В стране было три лаборатории, занимавшиеся выделением гормона роста: в Калифорнийском университете в Беркли, Университете Тафтса и Университете Эмори. Выделение гормона в каком-то смысле напоминало извлечение драгоценного камня из куска горной породы. Для этого требовались настойчивость, тщательность и ловкость. Каждая лаборатория разработала собственную методику получения самого чистого продукта. Гипофизы, собранные Балабанами, отправились в лабораторию доктора Альфреда Вильгельми в Университете Эмори на условиях, что миссис Балабан получит половину гормона роста для лечения сына, а другую половину доктор Вильгельми оставит себе для исследований. Выбора у нее не было: гормон нужно так или иначе было выделить из гипофизов, а любая лаборатория требовала за это часть полученного вещества.

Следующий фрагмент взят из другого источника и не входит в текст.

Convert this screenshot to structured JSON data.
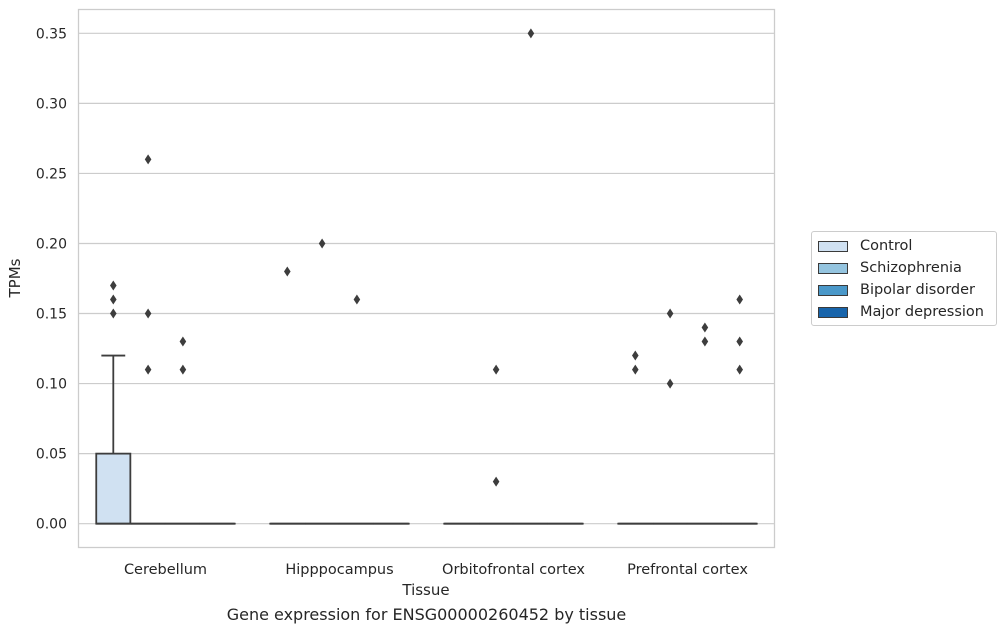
{
  "chart_data": {
    "type": "box",
    "caption": "Gene expression for ENSG00000260452 by tissue",
    "xlabel": "Tissue",
    "ylabel": "TPMs",
    "ylim": [
      -0.017,
      0.367
    ],
    "yticks": [
      0.0,
      0.05,
      0.1,
      0.15,
      0.2,
      0.25,
      0.3,
      0.35
    ],
    "ytick_labels": [
      "0.00",
      "0.05",
      "0.10",
      "0.15",
      "0.20",
      "0.25",
      "0.30",
      "0.35"
    ],
    "categories": [
      "Cerebellum",
      "Hipppocampus",
      "Orbitofrontal cortex",
      "Prefrontal cortex"
    ],
    "grid": "horizontal",
    "legend_position": "right",
    "series": [
      {
        "name": "Control",
        "color": "#d0e1f2",
        "boxes": [
          {
            "q1": 0.0,
            "median": 0.0,
            "q3": 0.05,
            "whisker_low": 0.0,
            "whisker_high": 0.12,
            "outliers": [
              0.15,
              0.16,
              0.17
            ]
          },
          {
            "q1": 0.0,
            "median": 0.0,
            "q3": 0.0,
            "whisker_low": 0.0,
            "whisker_high": 0.0,
            "outliers": [
              0.18
            ]
          },
          {
            "q1": 0.0,
            "median": 0.0,
            "q3": 0.0,
            "whisker_low": 0.0,
            "whisker_high": 0.0,
            "outliers": []
          },
          {
            "q1": 0.0,
            "median": 0.0,
            "q3": 0.0,
            "whisker_low": 0.0,
            "whisker_high": 0.0,
            "outliers": [
              0.11,
              0.12
            ]
          }
        ]
      },
      {
        "name": "Schizophrenia",
        "color": "#94c4df",
        "boxes": [
          {
            "q1": 0.0,
            "median": 0.0,
            "q3": 0.0,
            "whisker_low": 0.0,
            "whisker_high": 0.0,
            "outliers": [
              0.11,
              0.15,
              0.26
            ]
          },
          {
            "q1": 0.0,
            "median": 0.0,
            "q3": 0.0,
            "whisker_low": 0.0,
            "whisker_high": 0.0,
            "outliers": [
              0.2
            ]
          },
          {
            "q1": 0.0,
            "median": 0.0,
            "q3": 0.0,
            "whisker_low": 0.0,
            "whisker_high": 0.0,
            "outliers": [
              0.03,
              0.11
            ]
          },
          {
            "q1": 0.0,
            "median": 0.0,
            "q3": 0.0,
            "whisker_low": 0.0,
            "whisker_high": 0.0,
            "outliers": [
              0.1,
              0.15
            ]
          }
        ]
      },
      {
        "name": "Bipolar disorder",
        "color": "#4a98c9",
        "boxes": [
          {
            "q1": 0.0,
            "median": 0.0,
            "q3": 0.0,
            "whisker_low": 0.0,
            "whisker_high": 0.0,
            "outliers": [
              0.11,
              0.13
            ]
          },
          {
            "q1": 0.0,
            "median": 0.0,
            "q3": 0.0,
            "whisker_low": 0.0,
            "whisker_high": 0.0,
            "outliers": [
              0.16
            ]
          },
          {
            "q1": 0.0,
            "median": 0.0,
            "q3": 0.0,
            "whisker_low": 0.0,
            "whisker_high": 0.0,
            "outliers": [
              0.35
            ]
          },
          {
            "q1": 0.0,
            "median": 0.0,
            "q3": 0.0,
            "whisker_low": 0.0,
            "whisker_high": 0.0,
            "outliers": [
              0.13,
              0.14
            ]
          }
        ]
      },
      {
        "name": "Major depression",
        "color": "#1764ab",
        "boxes": [
          {
            "q1": 0.0,
            "median": 0.0,
            "q3": 0.0,
            "whisker_low": 0.0,
            "whisker_high": 0.0,
            "outliers": []
          },
          {
            "q1": 0.0,
            "median": 0.0,
            "q3": 0.0,
            "whisker_low": 0.0,
            "whisker_high": 0.0,
            "outliers": []
          },
          {
            "q1": 0.0,
            "median": 0.0,
            "q3": 0.0,
            "whisker_low": 0.0,
            "whisker_high": 0.0,
            "outliers": []
          },
          {
            "q1": 0.0,
            "median": 0.0,
            "q3": 0.0,
            "whisker_low": 0.0,
            "whisker_high": 0.0,
            "outliers": [
              0.11,
              0.13,
              0.16
            ]
          }
        ]
      }
    ]
  }
}
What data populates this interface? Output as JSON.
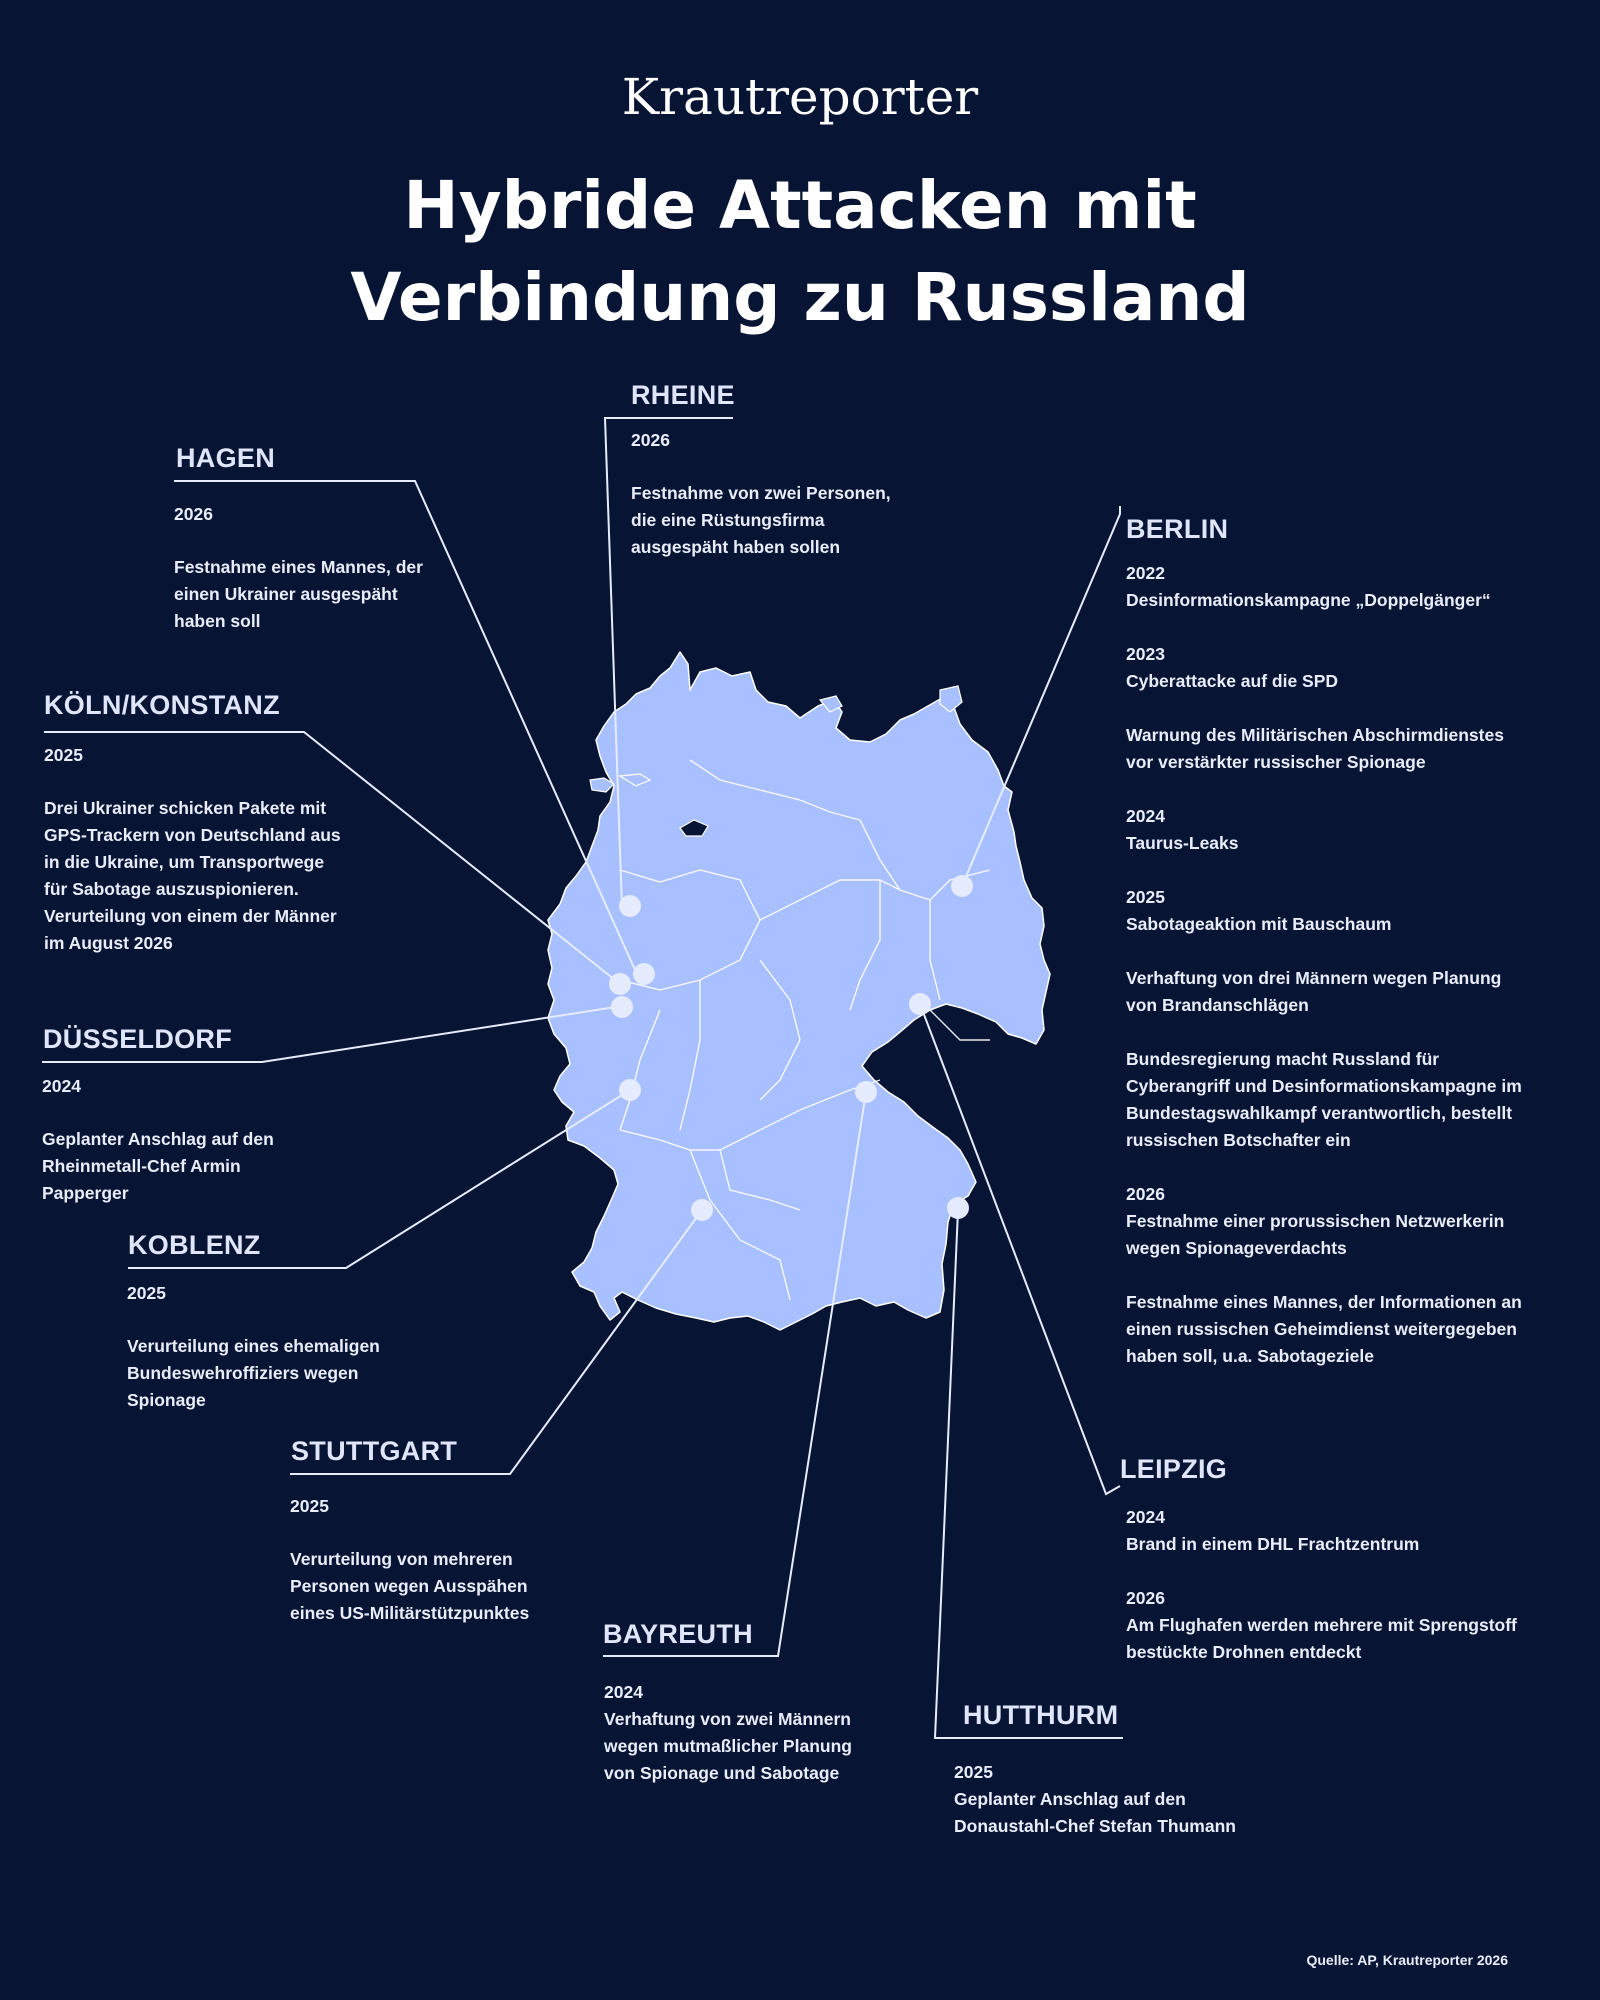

Джеффу лечение не нравилось с самого начала. Отец делал ему уколы, и они были очень болезненными. «Помню, какое у него было страдальческое лицо», – говорил доктор Балабан. Но они считали, что поступают правильно. Доктор Балабан сказал Джеффу, что его мнение по данному вопросу никого не интересует до тех пор, пока он не подрастет и не поймет всех последствий лечения – или, если точнее, всех последствий, если он не получит лечения.